Total metabolic tumor volume (TMTV), calculated from F-18-FDG PET/CT baseline studies, is a prognostic factor in diffuse large B-cell lymphoma (DLBCL) whose measurement requires the segmentation of all malignant foci throughout the body. No consensus currently exists regarding the most accurate approach for such segmentation. Further, all methods still require extensive manual input from an experienced reader. We examined whether an artificial intelligence-based method could estimate TMTV with a comparable prognostic value to TMTV measured by experts. Methods: Baseline F-18-FDG PET/CT scans of 301 DLBCL patients from the REMARC trial (NCT01122472) were retrospectively analyzed using a prototype software (PET Assisted Reporting System [PARS]). An automated whole-body high-uptake segmentation algorithm identified all 3-dimensional regions of interest (ROls) with increased tracer uptake. The resulting ROls were processed using a convolutional neural network trained on an independent cohort and classified as nonsuspicious or suspicious uptake. The PARS-based TMTV (TMTVPARS) was estimated as the sum of the volumes of ROls classified as suspicious uptake.
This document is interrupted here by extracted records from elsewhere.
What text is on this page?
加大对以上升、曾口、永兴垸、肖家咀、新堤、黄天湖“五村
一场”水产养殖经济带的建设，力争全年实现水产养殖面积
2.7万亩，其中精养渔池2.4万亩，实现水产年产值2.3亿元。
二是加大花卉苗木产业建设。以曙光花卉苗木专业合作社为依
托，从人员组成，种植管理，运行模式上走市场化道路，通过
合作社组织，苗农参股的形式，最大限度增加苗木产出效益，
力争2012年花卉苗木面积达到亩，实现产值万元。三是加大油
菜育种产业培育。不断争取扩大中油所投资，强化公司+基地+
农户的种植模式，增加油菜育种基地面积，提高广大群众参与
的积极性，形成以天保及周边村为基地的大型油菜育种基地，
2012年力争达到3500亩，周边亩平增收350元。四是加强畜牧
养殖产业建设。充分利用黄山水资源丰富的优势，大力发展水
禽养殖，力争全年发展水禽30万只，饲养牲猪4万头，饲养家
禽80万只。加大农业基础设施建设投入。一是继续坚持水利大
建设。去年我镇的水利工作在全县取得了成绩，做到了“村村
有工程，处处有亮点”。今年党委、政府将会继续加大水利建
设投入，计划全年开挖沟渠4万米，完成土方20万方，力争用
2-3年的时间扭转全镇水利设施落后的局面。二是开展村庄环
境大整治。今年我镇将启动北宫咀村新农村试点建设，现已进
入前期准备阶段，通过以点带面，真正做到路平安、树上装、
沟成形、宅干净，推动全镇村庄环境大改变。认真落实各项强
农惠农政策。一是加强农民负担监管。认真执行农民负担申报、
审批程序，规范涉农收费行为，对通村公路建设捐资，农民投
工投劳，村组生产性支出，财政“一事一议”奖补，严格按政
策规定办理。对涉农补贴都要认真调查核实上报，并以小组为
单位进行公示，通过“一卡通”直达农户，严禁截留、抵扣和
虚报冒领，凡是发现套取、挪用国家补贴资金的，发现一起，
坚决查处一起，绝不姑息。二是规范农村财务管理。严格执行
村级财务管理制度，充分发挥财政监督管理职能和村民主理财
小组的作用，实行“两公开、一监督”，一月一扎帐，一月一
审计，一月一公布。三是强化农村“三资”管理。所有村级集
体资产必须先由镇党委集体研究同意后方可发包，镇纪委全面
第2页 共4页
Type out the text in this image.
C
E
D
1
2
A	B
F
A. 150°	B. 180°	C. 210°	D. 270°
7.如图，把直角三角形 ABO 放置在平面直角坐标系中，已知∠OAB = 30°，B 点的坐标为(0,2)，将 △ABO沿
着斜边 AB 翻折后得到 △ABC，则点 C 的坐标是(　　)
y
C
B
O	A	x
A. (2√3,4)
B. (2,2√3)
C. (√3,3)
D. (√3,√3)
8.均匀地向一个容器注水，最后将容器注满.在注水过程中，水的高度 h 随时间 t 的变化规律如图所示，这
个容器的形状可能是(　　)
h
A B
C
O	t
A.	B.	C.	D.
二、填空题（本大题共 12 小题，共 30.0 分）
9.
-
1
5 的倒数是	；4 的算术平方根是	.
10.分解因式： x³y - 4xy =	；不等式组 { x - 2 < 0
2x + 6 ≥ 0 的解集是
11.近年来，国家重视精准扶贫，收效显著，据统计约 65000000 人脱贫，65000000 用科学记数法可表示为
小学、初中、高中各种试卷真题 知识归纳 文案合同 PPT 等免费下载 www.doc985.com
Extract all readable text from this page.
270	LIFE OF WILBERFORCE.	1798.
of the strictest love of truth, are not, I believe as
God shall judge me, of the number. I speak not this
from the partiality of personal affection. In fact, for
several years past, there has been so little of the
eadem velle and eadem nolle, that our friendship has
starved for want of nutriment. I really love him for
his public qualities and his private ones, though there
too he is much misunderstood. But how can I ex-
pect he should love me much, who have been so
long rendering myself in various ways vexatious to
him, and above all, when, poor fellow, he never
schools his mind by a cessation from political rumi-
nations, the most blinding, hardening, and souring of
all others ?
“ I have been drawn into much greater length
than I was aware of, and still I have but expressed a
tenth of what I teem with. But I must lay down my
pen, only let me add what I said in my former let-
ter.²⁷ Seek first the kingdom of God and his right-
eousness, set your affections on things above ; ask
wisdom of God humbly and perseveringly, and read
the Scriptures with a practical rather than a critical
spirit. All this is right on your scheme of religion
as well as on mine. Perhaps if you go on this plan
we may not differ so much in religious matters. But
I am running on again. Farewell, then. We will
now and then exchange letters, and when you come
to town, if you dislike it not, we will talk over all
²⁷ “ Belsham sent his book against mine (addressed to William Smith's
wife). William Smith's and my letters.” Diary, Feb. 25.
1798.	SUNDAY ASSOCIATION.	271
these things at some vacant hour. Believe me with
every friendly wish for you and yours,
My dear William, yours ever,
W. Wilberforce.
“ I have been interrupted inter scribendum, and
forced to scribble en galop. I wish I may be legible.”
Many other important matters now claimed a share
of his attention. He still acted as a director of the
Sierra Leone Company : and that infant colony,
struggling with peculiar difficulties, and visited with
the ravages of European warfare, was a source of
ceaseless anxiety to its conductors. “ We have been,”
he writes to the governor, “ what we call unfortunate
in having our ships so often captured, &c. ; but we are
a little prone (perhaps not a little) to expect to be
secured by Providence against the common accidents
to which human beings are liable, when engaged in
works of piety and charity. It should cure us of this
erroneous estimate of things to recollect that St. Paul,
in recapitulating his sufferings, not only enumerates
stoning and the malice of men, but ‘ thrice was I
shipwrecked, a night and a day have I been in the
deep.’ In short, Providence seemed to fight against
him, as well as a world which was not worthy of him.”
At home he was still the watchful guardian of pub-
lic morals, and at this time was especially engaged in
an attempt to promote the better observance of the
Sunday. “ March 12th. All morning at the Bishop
The reference TMTV (TMTVREF) was measured by 2 experienced readers using independent semiautomatic software. The TMTVPARS was compared with the TMTVREF in terms of prognostic value for progression-free survival (PFS) and overall survival (OS). Results: TMTVPARS was significantly correlated with the TMTVREF (p = 0.76; P < 0.001). Using PARS, an average of 24 regions per subject with increased tracer uptake was identified, and an average of 20 regions per subject was correctly identified as nonsuspicious or suspicious, yielding 85% classification accuracy, 80% sensitivity, and 88% specificity, compared with the TMTVREF region. Both TMTV results were predictive of PFS (hazard ratio, 2.3 and 2.6 for TMTVPARS and TMTVREF, respectively; P < 0.001) and OS (hazard ratio, 2.8 and 3.7 for TMTVPARS and TMTVREF, respectively; P < 0.001). Conclusion: TMTVPARS was consistent with that obtained by experts and displayed a significant prognostic value for PFS and OS in DLBCL patients. Classification of high-uptake regions using deep learning for rapidly discarding physiologic uptake may considerably simplify TMTV estimation, reduce observer variability, and facilitate the use of TMTV as a predictive factor in DLBCL patients.